Scaling Issue – AWS memory, CI/CD Issue, Docker Container Issue or Performance Issue
|Invalid Issue||The issue has not required any actions to close||N/A|
Where to get data
Basically, pulling data from defect tracking tools. If you are using JIRA tool, you can easily create queries to filter data.
- Determine problem
- Identify possible causes
- Propose preventive and corrective actions
- Analyze and monitor the effectiveness and usefulness of actions
- Collect the right information
- Create a fear-free incident reporting environment, don’t need to use MIP (Mention in Person)
- Get everyone to buy in but make sure that RCA is to uncover faults in the process rather than the individuals. Build a positive atmosphere of collaboration to figure out the root and appropriate actions, and avoid dwelling on the cause and individuals.
- Ask questions: use the 5-Whys technique and/or Fishbone diagram
- Apply Pareto: 80-20 rule. About 80% of your issues will be caused by 20% of your problems. Therefore, focus your attention on where you can have the greatest impacts.
- Leverage technology rather than manual with too cumbersome to have the most effectiveness
- To reduce the escaped defects and increase bug detection capability, you can refer to lessons learned in the two following books to generate test ideas better.

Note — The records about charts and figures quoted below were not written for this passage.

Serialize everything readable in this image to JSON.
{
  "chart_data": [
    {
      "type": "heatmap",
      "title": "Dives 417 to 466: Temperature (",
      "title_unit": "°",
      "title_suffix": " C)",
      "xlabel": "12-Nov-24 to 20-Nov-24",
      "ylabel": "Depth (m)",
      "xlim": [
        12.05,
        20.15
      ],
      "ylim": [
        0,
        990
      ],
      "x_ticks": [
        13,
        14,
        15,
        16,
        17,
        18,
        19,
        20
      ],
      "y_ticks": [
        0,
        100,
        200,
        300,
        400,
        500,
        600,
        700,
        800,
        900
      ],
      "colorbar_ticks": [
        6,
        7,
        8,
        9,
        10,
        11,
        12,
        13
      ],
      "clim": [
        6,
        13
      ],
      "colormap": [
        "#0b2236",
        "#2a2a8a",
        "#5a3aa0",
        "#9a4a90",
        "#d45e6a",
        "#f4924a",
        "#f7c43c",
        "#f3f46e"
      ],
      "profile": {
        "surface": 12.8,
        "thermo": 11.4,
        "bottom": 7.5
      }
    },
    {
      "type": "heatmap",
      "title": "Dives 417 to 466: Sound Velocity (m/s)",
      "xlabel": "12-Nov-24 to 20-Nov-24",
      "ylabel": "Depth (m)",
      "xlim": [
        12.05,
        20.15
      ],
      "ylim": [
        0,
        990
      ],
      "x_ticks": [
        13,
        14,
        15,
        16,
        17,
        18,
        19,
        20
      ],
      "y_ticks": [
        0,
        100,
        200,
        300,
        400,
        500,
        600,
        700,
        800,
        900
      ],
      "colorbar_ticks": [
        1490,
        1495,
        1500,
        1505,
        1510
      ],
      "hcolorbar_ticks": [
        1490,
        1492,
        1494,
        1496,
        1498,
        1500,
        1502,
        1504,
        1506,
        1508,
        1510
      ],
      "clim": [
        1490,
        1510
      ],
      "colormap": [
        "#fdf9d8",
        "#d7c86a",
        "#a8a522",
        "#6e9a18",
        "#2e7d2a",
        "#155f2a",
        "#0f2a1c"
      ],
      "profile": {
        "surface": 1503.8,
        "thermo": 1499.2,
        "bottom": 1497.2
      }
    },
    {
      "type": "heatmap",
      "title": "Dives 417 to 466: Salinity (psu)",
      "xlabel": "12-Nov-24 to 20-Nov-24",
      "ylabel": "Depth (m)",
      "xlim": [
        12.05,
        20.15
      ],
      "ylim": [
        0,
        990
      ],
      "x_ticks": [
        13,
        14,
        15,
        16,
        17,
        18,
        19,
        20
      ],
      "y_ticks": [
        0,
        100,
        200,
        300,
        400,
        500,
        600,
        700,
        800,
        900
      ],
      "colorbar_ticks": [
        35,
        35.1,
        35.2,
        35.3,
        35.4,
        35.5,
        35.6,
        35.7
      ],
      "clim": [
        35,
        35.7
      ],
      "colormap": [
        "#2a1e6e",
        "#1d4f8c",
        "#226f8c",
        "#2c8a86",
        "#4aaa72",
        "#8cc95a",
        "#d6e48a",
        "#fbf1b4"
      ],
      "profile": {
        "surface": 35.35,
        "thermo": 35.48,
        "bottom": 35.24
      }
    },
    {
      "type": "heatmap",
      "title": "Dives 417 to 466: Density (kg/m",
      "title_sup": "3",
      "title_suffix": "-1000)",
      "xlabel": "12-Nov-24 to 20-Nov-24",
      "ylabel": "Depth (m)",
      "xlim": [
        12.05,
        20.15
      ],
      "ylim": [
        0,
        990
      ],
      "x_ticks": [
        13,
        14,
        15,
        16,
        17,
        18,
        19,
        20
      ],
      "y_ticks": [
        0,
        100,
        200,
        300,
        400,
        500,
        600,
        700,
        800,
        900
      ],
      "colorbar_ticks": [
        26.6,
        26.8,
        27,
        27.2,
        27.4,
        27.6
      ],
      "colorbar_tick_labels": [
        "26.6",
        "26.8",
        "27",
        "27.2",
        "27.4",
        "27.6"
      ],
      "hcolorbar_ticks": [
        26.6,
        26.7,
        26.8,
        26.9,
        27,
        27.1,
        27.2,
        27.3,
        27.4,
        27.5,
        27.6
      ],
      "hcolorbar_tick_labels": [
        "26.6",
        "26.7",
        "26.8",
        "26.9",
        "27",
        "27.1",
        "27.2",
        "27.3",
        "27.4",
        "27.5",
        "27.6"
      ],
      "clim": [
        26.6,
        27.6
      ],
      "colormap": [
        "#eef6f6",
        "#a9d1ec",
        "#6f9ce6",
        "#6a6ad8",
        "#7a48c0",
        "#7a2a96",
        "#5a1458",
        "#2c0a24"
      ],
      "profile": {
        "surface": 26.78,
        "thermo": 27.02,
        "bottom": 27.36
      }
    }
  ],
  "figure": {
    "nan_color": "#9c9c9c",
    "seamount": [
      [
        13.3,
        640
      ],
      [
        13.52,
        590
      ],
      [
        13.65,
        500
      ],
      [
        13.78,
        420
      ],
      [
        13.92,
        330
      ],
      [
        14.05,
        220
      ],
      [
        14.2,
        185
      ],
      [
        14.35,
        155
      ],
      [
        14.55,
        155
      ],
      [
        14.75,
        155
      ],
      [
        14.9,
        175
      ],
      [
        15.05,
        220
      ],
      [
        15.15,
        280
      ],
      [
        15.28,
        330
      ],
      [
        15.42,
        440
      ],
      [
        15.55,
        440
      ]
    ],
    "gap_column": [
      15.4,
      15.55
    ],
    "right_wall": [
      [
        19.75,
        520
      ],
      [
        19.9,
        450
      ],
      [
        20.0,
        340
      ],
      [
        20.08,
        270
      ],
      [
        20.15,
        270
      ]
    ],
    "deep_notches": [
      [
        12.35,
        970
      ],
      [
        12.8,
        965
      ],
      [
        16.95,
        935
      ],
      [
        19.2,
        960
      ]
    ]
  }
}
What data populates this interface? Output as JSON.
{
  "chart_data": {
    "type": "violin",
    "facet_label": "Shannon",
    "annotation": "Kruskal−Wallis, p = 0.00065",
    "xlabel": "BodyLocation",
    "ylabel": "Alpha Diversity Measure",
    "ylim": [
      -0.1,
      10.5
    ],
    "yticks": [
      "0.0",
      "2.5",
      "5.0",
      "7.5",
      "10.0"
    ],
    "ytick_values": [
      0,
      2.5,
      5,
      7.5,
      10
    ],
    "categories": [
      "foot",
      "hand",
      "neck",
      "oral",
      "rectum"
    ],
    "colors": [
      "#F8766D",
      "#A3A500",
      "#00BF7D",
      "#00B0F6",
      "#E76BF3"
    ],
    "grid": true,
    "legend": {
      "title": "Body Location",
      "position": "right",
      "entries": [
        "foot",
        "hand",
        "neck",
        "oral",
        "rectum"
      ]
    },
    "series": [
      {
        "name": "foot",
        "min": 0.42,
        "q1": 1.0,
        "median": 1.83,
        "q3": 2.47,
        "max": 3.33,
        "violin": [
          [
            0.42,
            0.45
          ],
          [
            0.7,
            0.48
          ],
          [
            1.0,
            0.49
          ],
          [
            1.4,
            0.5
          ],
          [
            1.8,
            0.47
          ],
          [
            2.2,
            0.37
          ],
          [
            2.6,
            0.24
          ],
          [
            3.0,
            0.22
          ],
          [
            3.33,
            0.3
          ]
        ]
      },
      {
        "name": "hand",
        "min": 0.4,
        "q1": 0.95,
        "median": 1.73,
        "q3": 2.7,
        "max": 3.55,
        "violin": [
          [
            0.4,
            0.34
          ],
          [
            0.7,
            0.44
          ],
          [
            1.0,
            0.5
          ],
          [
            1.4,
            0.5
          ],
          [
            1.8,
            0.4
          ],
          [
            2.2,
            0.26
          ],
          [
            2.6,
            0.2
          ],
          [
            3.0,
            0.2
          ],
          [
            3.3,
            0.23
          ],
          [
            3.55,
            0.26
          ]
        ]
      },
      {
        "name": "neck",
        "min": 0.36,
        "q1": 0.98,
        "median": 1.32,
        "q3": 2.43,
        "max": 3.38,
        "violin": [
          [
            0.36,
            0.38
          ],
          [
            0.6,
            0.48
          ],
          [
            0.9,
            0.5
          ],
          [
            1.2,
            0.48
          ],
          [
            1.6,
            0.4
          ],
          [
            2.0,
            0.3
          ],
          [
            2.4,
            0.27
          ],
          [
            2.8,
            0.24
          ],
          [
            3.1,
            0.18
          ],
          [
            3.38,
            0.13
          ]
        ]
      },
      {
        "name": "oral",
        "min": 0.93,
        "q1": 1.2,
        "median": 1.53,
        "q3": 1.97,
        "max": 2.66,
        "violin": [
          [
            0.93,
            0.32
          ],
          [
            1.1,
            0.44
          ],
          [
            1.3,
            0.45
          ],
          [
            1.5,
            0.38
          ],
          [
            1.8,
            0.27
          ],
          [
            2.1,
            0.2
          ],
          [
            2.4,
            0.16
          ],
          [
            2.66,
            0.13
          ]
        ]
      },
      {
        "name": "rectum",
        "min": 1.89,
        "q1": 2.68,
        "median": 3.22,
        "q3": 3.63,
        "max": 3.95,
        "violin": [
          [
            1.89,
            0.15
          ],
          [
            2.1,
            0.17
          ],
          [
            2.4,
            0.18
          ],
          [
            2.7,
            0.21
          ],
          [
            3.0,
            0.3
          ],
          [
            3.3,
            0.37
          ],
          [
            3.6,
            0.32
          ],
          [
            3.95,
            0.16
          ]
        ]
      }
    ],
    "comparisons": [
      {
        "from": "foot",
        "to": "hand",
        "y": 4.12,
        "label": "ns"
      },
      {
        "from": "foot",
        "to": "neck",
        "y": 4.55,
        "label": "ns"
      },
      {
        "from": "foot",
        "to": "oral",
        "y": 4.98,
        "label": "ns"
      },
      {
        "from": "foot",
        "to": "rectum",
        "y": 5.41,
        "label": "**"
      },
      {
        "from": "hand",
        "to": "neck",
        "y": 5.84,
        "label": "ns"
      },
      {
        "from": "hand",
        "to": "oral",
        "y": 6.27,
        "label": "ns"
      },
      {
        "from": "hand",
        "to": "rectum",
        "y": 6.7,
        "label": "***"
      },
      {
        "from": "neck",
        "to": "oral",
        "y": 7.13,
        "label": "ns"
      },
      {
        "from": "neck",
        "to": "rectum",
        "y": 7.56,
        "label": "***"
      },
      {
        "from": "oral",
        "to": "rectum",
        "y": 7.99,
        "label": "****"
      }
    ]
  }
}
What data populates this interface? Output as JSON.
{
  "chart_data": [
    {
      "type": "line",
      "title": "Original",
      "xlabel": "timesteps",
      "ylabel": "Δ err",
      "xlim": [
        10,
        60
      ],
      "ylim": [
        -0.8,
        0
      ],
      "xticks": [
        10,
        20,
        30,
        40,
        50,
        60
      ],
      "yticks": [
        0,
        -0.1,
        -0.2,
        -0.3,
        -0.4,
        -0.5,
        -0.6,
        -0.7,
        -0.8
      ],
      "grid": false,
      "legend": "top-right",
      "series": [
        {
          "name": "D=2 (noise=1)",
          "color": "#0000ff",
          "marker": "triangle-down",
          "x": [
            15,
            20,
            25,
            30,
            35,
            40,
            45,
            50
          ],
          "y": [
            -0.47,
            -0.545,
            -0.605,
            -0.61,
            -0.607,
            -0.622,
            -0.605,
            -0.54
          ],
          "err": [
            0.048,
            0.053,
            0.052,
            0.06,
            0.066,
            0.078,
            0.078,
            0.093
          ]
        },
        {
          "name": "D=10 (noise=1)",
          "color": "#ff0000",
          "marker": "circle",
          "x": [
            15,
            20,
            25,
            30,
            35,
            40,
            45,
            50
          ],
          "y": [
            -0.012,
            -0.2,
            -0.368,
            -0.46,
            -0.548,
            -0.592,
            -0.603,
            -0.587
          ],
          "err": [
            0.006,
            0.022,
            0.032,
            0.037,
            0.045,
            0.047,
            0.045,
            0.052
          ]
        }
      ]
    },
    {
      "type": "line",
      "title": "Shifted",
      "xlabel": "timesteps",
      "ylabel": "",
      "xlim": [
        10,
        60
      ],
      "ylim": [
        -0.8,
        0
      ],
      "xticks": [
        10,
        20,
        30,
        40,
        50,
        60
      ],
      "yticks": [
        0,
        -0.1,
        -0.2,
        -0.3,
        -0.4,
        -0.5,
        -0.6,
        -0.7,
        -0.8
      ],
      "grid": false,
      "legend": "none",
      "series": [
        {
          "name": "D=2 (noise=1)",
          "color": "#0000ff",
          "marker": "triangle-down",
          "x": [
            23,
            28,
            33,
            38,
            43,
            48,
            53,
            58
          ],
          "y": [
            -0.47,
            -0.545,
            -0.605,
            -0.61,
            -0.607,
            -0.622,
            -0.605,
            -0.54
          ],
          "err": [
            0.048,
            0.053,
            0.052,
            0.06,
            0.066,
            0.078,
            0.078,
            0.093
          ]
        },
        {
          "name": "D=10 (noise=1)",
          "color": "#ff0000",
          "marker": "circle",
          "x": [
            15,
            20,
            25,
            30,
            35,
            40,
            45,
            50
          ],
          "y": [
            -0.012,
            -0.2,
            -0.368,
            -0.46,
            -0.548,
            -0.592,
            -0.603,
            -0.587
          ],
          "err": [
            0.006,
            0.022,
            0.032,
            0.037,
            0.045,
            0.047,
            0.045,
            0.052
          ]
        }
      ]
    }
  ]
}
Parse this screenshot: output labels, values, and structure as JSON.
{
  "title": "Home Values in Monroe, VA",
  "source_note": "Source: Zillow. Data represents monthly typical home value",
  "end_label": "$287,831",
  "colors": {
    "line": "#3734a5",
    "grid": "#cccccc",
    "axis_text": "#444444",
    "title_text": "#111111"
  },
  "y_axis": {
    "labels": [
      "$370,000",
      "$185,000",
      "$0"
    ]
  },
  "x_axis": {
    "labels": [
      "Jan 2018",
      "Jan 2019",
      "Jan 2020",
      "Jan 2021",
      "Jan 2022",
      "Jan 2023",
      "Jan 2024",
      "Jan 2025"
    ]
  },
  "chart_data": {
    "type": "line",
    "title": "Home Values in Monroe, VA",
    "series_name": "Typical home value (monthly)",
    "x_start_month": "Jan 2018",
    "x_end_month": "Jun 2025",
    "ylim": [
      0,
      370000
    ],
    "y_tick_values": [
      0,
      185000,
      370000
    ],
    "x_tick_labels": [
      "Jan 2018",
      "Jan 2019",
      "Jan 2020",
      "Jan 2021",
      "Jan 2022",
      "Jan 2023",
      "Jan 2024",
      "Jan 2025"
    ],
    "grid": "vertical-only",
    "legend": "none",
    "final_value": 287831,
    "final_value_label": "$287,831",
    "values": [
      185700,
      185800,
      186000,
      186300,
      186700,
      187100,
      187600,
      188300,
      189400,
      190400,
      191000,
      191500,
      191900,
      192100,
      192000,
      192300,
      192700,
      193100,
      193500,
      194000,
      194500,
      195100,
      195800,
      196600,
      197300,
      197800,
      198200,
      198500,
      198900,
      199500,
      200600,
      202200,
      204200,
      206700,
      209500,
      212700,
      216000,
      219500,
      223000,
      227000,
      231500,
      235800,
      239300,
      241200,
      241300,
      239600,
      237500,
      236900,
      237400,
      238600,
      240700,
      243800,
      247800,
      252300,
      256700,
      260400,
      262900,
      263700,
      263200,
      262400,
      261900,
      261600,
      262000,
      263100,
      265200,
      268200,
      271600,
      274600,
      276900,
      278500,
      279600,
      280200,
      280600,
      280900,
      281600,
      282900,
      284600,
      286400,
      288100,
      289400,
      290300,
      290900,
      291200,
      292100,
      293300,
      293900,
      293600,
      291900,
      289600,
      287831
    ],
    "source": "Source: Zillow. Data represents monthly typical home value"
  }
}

- “50 Quick Ideas to Improve your Tests” by Gojko Adzic, David Evans, Tom Roden
- “Explore It! Reduce Risk and Increase Confidence with Exploratory Testing” by Elisabeth Hendrickson
Great post. Thank you for sharing.
Thanks for any other wonderful post. Where else may just anybody get that type of information in such an ideal way of writing?
I’ve a presentation subsequent week, and I’m on the
search for such info.
Thank you, vivaldiaudio. I love to hear that you found it helpful. I captured these knowledge from my testing experience and testing consulting over the time.